Two panelists well schooled in the intricacies of gun control, Massachusetts Attorney General Maura Healey (above) and former Maryland Governor Martin O’Malley, engaged in a blunt and engaging ninety-minute conversation on gun control in April.
The event was moderated by Professor R. Michael Cassidy, faculty director of the Rappaport Center for Law and Public Policy, which sponsored the event.
Healey started by saying that gun control is near and dear to her. She ran her first campaign for state attorney general on the issue.
Since taking office in 2015, Healey said she has done much to drive down gun-related violence: sending letters to gun distributors and suppliers to “remind them of the rules of the road;” cracking down on dealers selling or dealing guns illegally; and enforcing existing state laws with regard to guns such as the Glock pistol and the AR-15 assault rifle.
Maura Healy ran her first campaign for Massachusetts AG on the gun control issue and still works to drive down gun-related violence.
O’Malley, in turn, told of passing a litany of stricter measures for fingerprinting and training gun buyers, while also banning certain types of assault rifles and high-capacity magazines. He spoke about the shock of the 2012 school shootings in Newtown, Connecticut, and saying to his gubernatorial staff the morning after: “I’m a little embarrassed that we haven’t taken a run at [gun control] before.”
While the O’Malley administration was getting tougher gun measures on the books in Maryland—both chambers of the Maryland General Assembly were controlled by Democrats inclined to support stricter gun control—the response at the national level was different, he observed. The Obama administration, for example, was largely unsuccessful in its post-Newtown push for more stringent laws because the issue was a non-starter for many Republicans in Congress.
O’Malley drew one crucial distinction that he believed paved the way for his successful firearms safety act in Maryland, which was upheld earlier this year in the Fourth Circuit Court of Appeals in Richmond. He “set a tone of not vilifying the other side in order to get this done. It was really about the dignity of every human person, and taking action,” he said, rather than succumbing to partisanship and ideology. He didn’t trample on hunters’ rights, he explained, and he worked to get the stories, opinions, and advice of state and municipal police forces.
He also sent a letter to every registered hunter in the state, thanked them for preserving Maryland’s hunting traditions, and assured them that despite what the NRA might say, he was not trying to take their guns but rather trying to put forth common sense safety measures.

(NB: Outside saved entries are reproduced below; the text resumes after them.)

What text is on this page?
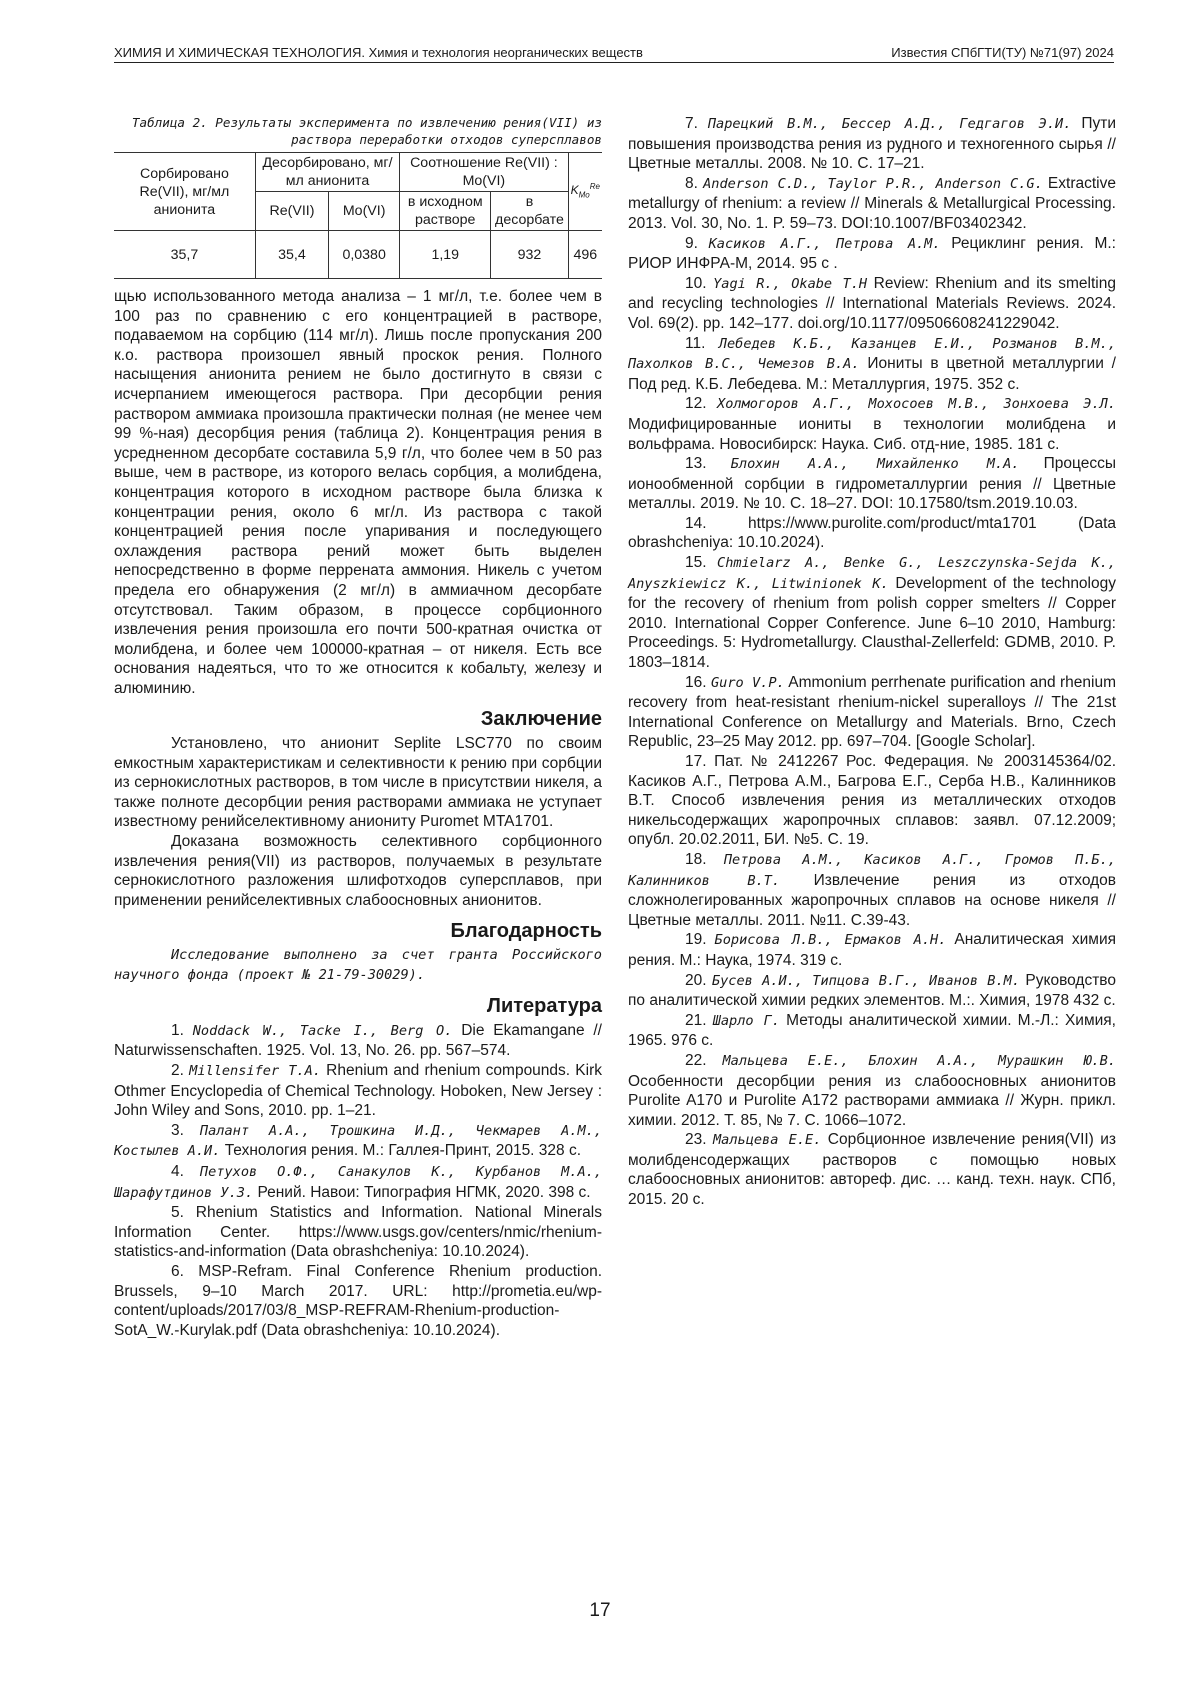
ХИМИЯ И ХИМИЧЕСКАЯ ТЕХНОЛОГИЯ. Химия и технология неорганических веществ	Известия СПбГТИ(ТУ) №71(97) 2024
Таблица 2. Результаты эксперимента по извлечению рения(VII) из раствора переработки отходов суперсплавов
Сорбировано Re(VII), мг/мл анионита	Десорбировано, мг/мл анионита		Соотношение Re(VII) : Mo(VI)		$K_{Mo}^{Re}$
	Re(VII)	Mo(VI)	в исходном растворе	в десорбате	
35,7	35,4	0,0380	1,19	932	496

щью использованного метода анализа – 1 мг/л, т.е. более чем в 100 раз по сравнению с его концентрацией в растворе, подаваемом на сорбцию (114 мг/л). Лишь после пропускания 200 к.о. раствора произошел явный проскок рения. Полного насыщения анионита рением не было достигнуто в связи с исчерпанием имеющегося раствора. При десорбции рения раствором аммиака произошла практически полная (не менее чем 99 %-ная) десорбция рения (таблица 2). Концентрация рения в усредненном десорбате составила 5,9 г/л, что более чем в 50 раз выше, чем в растворе, из которого велась сорбция, а молибдена, концентрация которого в исходном растворе была близка к концентрации рения, около 6 мг/л. Из раствора с такой концентрацией рения после упаривания и последующего охлаждения раствора рений может быть выделен непосредственно в форме перрената аммония. Никель с учетом предела его обнаружения (2 мг/л) в аммиачном десорбате отсутствовал. Таким образом, в процессе сорбционного извлечения рения произошла его почти 500-кратная очистка от молибдена, и более чем 100000-кратная – от никеля. Есть все основания надеяться, что то же относится к кобальту, железу и алюминию.

Заключение

Установлено, что анионит Seplite LSC770 по своим емкостным характеристикам и селективности к рению при сорбции из сернокислотных растворов, в том числе в присутствии никеля, а также полноте десорбции рения растворами аммиака не уступает известному ренийселективному аниониту Puromet MTA1701.

Доказана возможность селективного сорбционного извлечения рения(VII) из растворов, получаемых в результате сернокислотного разложения шлифотходов суперсплавов, при применении ренийселективных слабоосновных анионитов.

Благодарность

Исследование выполнено за счет гранта Российского научного фонда (проект № 21-79-30029).

Литература

1. Noddack W., Tacke I., Berg O. Die Ekamangane // Naturwissenschaften. 1925. Vol. 13, No. 26. pp. 567–574.

2. Millensifer T.A. Rhenium and rhenium compounds. Kirk Othmer Encyclopedia of Chemical Technology. Hoboken, New Jersey : John Wiley and Sons, 2010. pp. 1–21.

3. Палант А.А., Трошкина И.Д., Чекмарев А.М., Костылев А.И. Технология рения. М.: Галлея-Принт, 2015. 328 с.

4. Петухов О.Ф., Санакулов К., Курбанов М.А., Шарафутдинов У.З. Рений. Навои: Типография НГМК, 2020. 398 с.

5. Rhenium Statistics and Information. National Minerals Information Center. https://www.usgs.gov/centers/nmic/rhenium-statistics-and-information (Data obrashcheniya: 10.10.2024).

6. MSP-Refram. Final Conference Rhenium production. Brussels, 9–10 March 2017. URL: http://prometia.eu/wp-content/uploads/2017/03/8_MSP-REFRAM-Rhenium-production-SotA_W.-Kurylak.pdf (Data obrashcheniya: 10.10.2024).

7. Парецкий В.М., Бессер А.Д., Гедгагов Э.И. Пути повышения производства рения из рудного и техногенного сырья // Цветные металлы. 2008. № 10. С. 17–21.

8. Anderson C.D., Taylor P.R., Anderson C.G. Extractive metallurgy of rhenium: a review // Minerals & Metallurgical Processing. 2013. Vol. 30, No. 1. P. 59–73. DOI:10.1007/BF03402342.

9. Касиков А.Г., Петрова А.М. Рециклинг рения. М.: РИОР ИНФРА-М, 2014. 95 с .

10. Yagi R., Okabe T.H Review: Rhenium and its smelting and recycling technologies // International Materials Reviews. 2024. Vol. 69(2). pp. 142–177. doi.org/10.1177/09506608241229042.

11. Лебедев К.Б., Казанцев Е.И., Розманов В.М., Пахолков В.С., Чемезов В.А. Иониты в цветной металлургии / Под ред. К.Б. Лебедева. М.: Металлургия, 1975. 352 с.

12. Холмогоров А.Г., Мохосоев М.В., Зонхоева Э.Л. Модифицированные иониты в технологии молибдена и вольфрама. Новосибирск: Наука. Сиб. отд-ние, 1985. 181 с.

13. Блохин А.А., Михайленко М.А. Процессы ионообменной сорбции в гидрометаллургии рения // Цветные металлы. 2019. № 10. С. 18–27. DOI: 10.17580/tsm.2019.10.03.

14.	https://www.purolite.com/product/mta1701 (Data obrashcheniya: 10.10.2024).

15. Chmielarz A., Benke G., Leszczynska-Sejda K., Anyszkiewicz K., Litwinionek K. Development of the technology for the recovery of rhenium from polish copper smelters // Copper 2010. International Copper Conference. June 6–10 2010, Hamburg: Proceedings. 5: Hydrometallurgy. Clausthal-Zellerfeld: GDMB, 2010. P. 1803–1814.

16. Guro V.P. Ammonium perrhenate purification and rhenium recovery from heat-resistant rhenium-nickel superalloys // The 21st International Conference on Metallurgy and Materials. Brno, Czech Republic, 23–25 May 2012. pp. 697–704. [Google Scholar].

17. Пат. № 2412267 Рос. Федерация. № 2003145364/02. Касиков А.Г., Петрова А.М., Багрова Е.Г., Серба Н.В., Калинников В.Т. Способ извлечения рения из металлических отходов никельсодержащих жаропрочных сплавов: заявл. 07.12.2009; опубл. 20.02.2011, БИ. №5. С. 19.

18. Петрова А.М., Касиков А.Г., Громов П.Б., Калинников В.Т. Извлечение рения из отходов сложнолегированных жаропрочных сплавов на основе никеля // Цветные металлы. 2011. №11. С.39-43.

19. Борисова Л.В., Ермаков А.Н. Аналитическая химия рения. М.: Наука, 1974. 319 с.

20. Бусев А.И., Типцова В.Г., Иванов В.М. Руководство по аналитической химии редких элементов. М.:. Химия, 1978 432 с.

21. Шарло Г. Методы аналитической химии. М.-Л.: Химия, 1965. 976 с.

22. Мальцева Е.Е., Блохин А.А., Мурашкин Ю.В. Особенности десорбции рения из слабоосновных анионитов Purolite A170 и Purolite A172 растворами аммиака // Журн. прикл. химии. 2012. Т. 85, № 7. С. 1066–1072.

23. Мальцева Е.Е. Сорбционное извлечение рения(VII) из молибденсодержащих растворов с помощью новых слабоосновных анионитов: автореф. дис. … канд. техн. наук. СПб, 2015. 20 с.

17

Healey seemed to share O’Malley’s frustration with the lack of effective measures and stringent enforcement or action by federal and state lawmakers. Such circumstances make it difficult for officials in Massachusetts and Maryland to stymie gun officials. Individuals can buy guns in states that have loose gun laws and then transport them across state lines and deal the guns illegally.
Healey and O’Malley both emphasized that it falls squarely on lawmakers’ and litigators’ shoulders to strive to avoid the “needless, senseless violence and destruction out there”—as O’Malley put it—that accompanies gun violence.